The transcript of the interview is below, edited slightly for clarity and concision:

Let me ask, journalist to journalist. Obviously you have been a supporter of the president. He has not always been kind to journalists, which is an understatement.

Yeah, the fake news thing?

Fake news, and actually today it was announced that the PEN America foundation is suing him for potentially suppressing journalists through attacking Jeff Bezos and blocking a merger.

I don’t know about that.

Does it concern you when he attacks not journalists specifically or articles specifically, but the press as whole?

Yeah. The other day at a board meeting, I said I totally understand when you’re confronted with a reporter who’s supposed to be a general assignment — or a straight, objective reporter — and you can feel how biased they are against not just you, but biased in a political way. So I totally understand that. And he doesn’t hesitate to call that out.

But the broad-brush is hard, because I know so many great journalists, and people who are really working hard to do the best job. When I was in the business we didn’t have nearly the amount of commentary that they have nowadays. When it’s labeled commentary, that’s great.

We really strived to be objective. And I know an awful lot of journalists who do strive to be objective and unbiased in their reporting, and I really respect that. I have a lot of colleagues from the good old days, so absolutely.

What a lot of people have to do is — a friend of mine said to me — “I don’t like what he says, but I like what he does.” Or I love what he does as a matter of fact. For me, that’s kind of where I am. His style is nothing like mine, as you can tell.

I really appreciate how he’s kept his promises to do things — everything from moving the capital of Israel to Jerusalem, to the Supreme Court nominees being Constitutionalists, to the tax cuts and jobs bill and improving the economy, to a stronger military — all of those things are things I want for this country, so I’m real pleased with policy.

But I agree with you — I wish he would do a lot less of the “fake news” stuff.

In terms of the direction of the Republican party — you’re very influential in the party. You’ve chaired the Washington State Republican Party. What kind of Republican would you say you are — if you had to pick between Trump, the late John McCain or let’s say Mitt Romney.

Well, I supported them all when they ran for office. I have a special place in my heart for John McCain because of his years in the POW camp and how courageous he was.
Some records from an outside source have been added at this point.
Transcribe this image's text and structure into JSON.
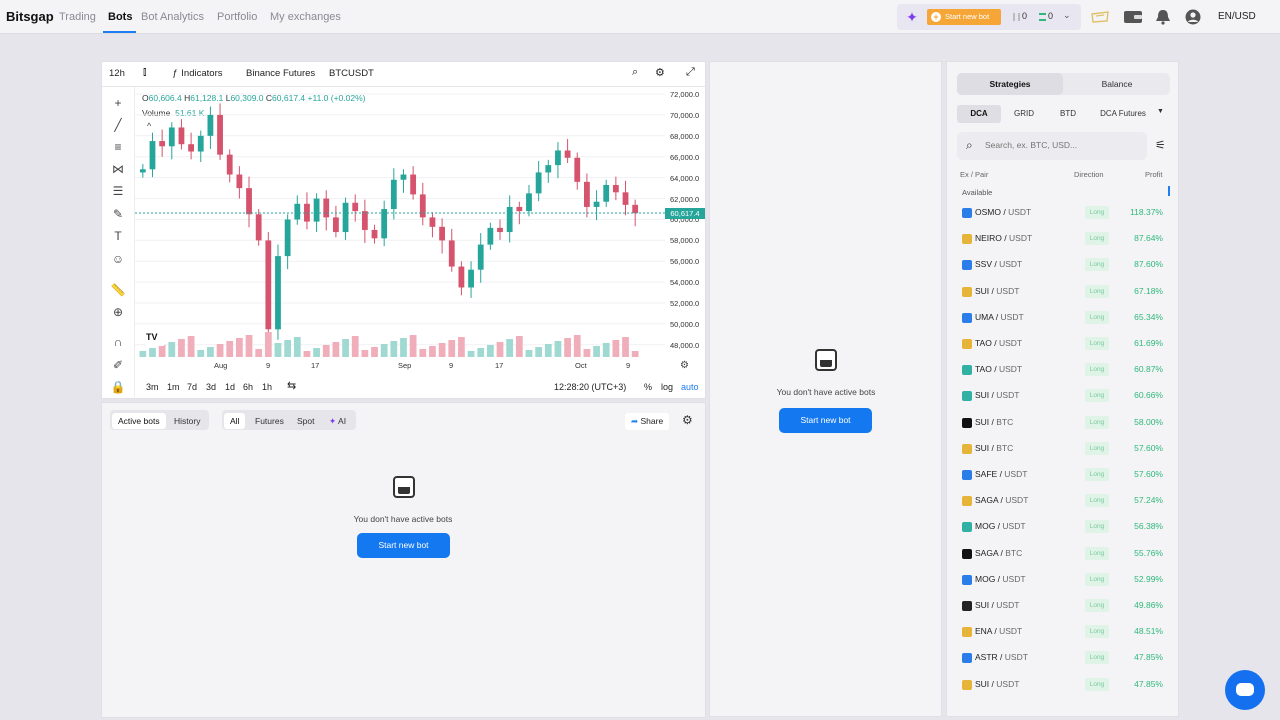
{
  "nav": {
    "logo": "Bitsgap",
    "items": [
      {
        "label": "Trading",
        "active": false
      },
      {
        "label": "Bots",
        "active": true
      },
      {
        "label": "Bot Analytics",
        "active": false
      },
      {
        "label": "Portfolio",
        "active": false
      },
      {
        "label": "My exchanges",
        "active": false
      }
    ],
    "start_bot_label": "Start new bot",
    "stat_a": "0",
    "stat_b": "0",
    "language": "EN/USD"
  },
  "chart": {
    "interval": "12h",
    "indicators_label": "Indicators",
    "exchange": "Binance Futures",
    "symbol": "BTCUSDT",
    "ohlc": {
      "open": "60,606.4",
      "high": "61,128.1",
      "low": "60,309.0",
      "close": "60,617.4",
      "change": "+11.0 (+0.02%)"
    },
    "volume_label": "Volume",
    "volume_value": "51.61 K",
    "current_price": "60,617.4",
    "y_ticks": [
      "72,000.0",
      "70,000.0",
      "68,000.0",
      "66,000.0",
      "64,000.0",
      "62,000.0",
      "60,000.0",
      "58,000.0",
      "56,000.0",
      "54,000.0",
      "52,000.0",
      "50,000.0",
      "48,000.0"
    ],
    "x_ticks": [
      "Aug",
      "9",
      "17",
      "Sep",
      "9",
      "17",
      "Oct",
      "9"
    ],
    "timeframes": [
      "3m",
      "1m",
      "7d",
      "3d",
      "1d",
      "6h",
      "1h"
    ],
    "clock": "12:28:20 (UTC+3)",
    "percent_label": "%",
    "log_label": "log",
    "auto_label": "auto",
    "colors": {
      "up": "#26a69a",
      "down": "#d5536c"
    }
  },
  "bots": {
    "tabs": [
      "Active bots",
      "History"
    ],
    "filters": [
      "All",
      "Futures",
      "Spot",
      "AI"
    ],
    "share_label": "Share",
    "empty_text": "You don't have active bots",
    "start_label": "Start new bot"
  },
  "mid": {
    "empty_text": "You don't have active bots",
    "start_label": "Start new bot"
  },
  "strategies": {
    "tabs": [
      "Strategies",
      "Balance"
    ],
    "subtabs": [
      "DCA",
      "GRID",
      "BTD",
      "DCA Futures"
    ],
    "search_placeholder": "Search, ex. BTC, USD...",
    "col_pair": "Ex / Pair",
    "col_direction": "Direction",
    "col_profit": "Profit",
    "available_label": "Available",
    "rows": [
      {
        "base": "OSMO",
        "quote": "USDT",
        "direction": "Long",
        "profit": "118.37%",
        "exchange": "blue"
      },
      {
        "base": "NEIRO",
        "quote": "USDT",
        "direction": "Long",
        "profit": "87.64%",
        "exchange": "gold"
      },
      {
        "base": "SSV",
        "quote": "USDT",
        "direction": "Long",
        "profit": "87.60%",
        "exchange": "blue"
      },
      {
        "base": "SUI",
        "quote": "USDT",
        "direction": "Long",
        "profit": "67.18%",
        "exchange": "gold"
      },
      {
        "base": "UMA",
        "quote": "USDT",
        "direction": "Long",
        "profit": "65.34%",
        "exchange": "blue"
      },
      {
        "base": "TAO",
        "quote": "USDT",
        "direction": "Long",
        "profit": "61.69%",
        "exchange": "gold"
      },
      {
        "base": "TAO",
        "quote": "USDT",
        "direction": "Long",
        "profit": "60.87%",
        "exchange": "teal"
      },
      {
        "base": "SUI",
        "quote": "USDT",
        "direction": "Long",
        "profit": "60.66%",
        "exchange": "teal"
      },
      {
        "base": "SUI",
        "quote": "BTC",
        "direction": "Long",
        "profit": "58.00%",
        "exchange": "black"
      },
      {
        "base": "SUI",
        "quote": "BTC",
        "direction": "Long",
        "profit": "57.60%",
        "exchange": "gold"
      },
      {
        "base": "SAFE",
        "quote": "USDT",
        "direction": "Long",
        "profit": "57.60%",
        "exchange": "blue"
      },
      {
        "base": "SAGA",
        "quote": "USDT",
        "direction": "Long",
        "profit": "57.24%",
        "exchange": "gold"
      },
      {
        "base": "MOG",
        "quote": "USDT",
        "direction": "Long",
        "profit": "56.38%",
        "exchange": "teal"
      },
      {
        "base": "SAGA",
        "quote": "BTC",
        "direction": "Long",
        "profit": "55.76%",
        "exchange": "black"
      },
      {
        "base": "MOG",
        "quote": "USDT",
        "direction": "Long",
        "profit": "52.99%",
        "exchange": "blue"
      },
      {
        "base": "SUI",
        "quote": "USDT",
        "direction": "Long",
        "profit": "49.86%",
        "exchange": "dark"
      },
      {
        "base": "ENA",
        "quote": "USDT",
        "direction": "Long",
        "profit": "48.51%",
        "exchange": "gold"
      },
      {
        "base": "ASTR",
        "quote": "USDT",
        "direction": "Long",
        "profit": "47.85%",
        "exchange": "blue"
      },
      {
        "base": "SUI",
        "quote": "USDT",
        "direction": "Long",
        "profit": "47.85%",
        "exchange": "gold"
      }
    ]
  }
}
At the same time, I thought Mitt Romney would be a breath of fresh air — bringing in his business acumen and his experience.

But I think what happened with Donald Trump — and I certainly did not see him coming at all, from the very beginning, I didn’t think he would get the nomination — but I began to understand as time went on, as I would hear from people like the folks in that room who really wanted to win. And they didn’t feel anybody else wanted to win. They had already seen Romney sort of give it up, and they wanted somebody who had the fighting spirit in them. And he showed them that he was a fighter, for sure.

He gained more support as the months went on. I had an office of nine people — all nine of us supported somebody different. And not one of them was Trump. And so as people would drop out of the race, folks had to find a different person to support. So we got a kick out of that. My office is the GOP office, but the fact that they all supported somebody different was really fun for us. ‘So why do you like Rubio?’ ‘Why do you like Christie?’ It was that kind of thing.

Let’s think about an upcoming presidential election. Are there any Democrats who worry you, who could beat Donald Trump in 2020?

Not at all. None. I don’t see it. But it doesn’t mean they’re not there.

But right now the frontrunners — Biden, no. Elizabeth Warren, no. Sanders, no. Somebody actually came up to me out there and said, “I was a Bernie supporter and I’ve converted to you.”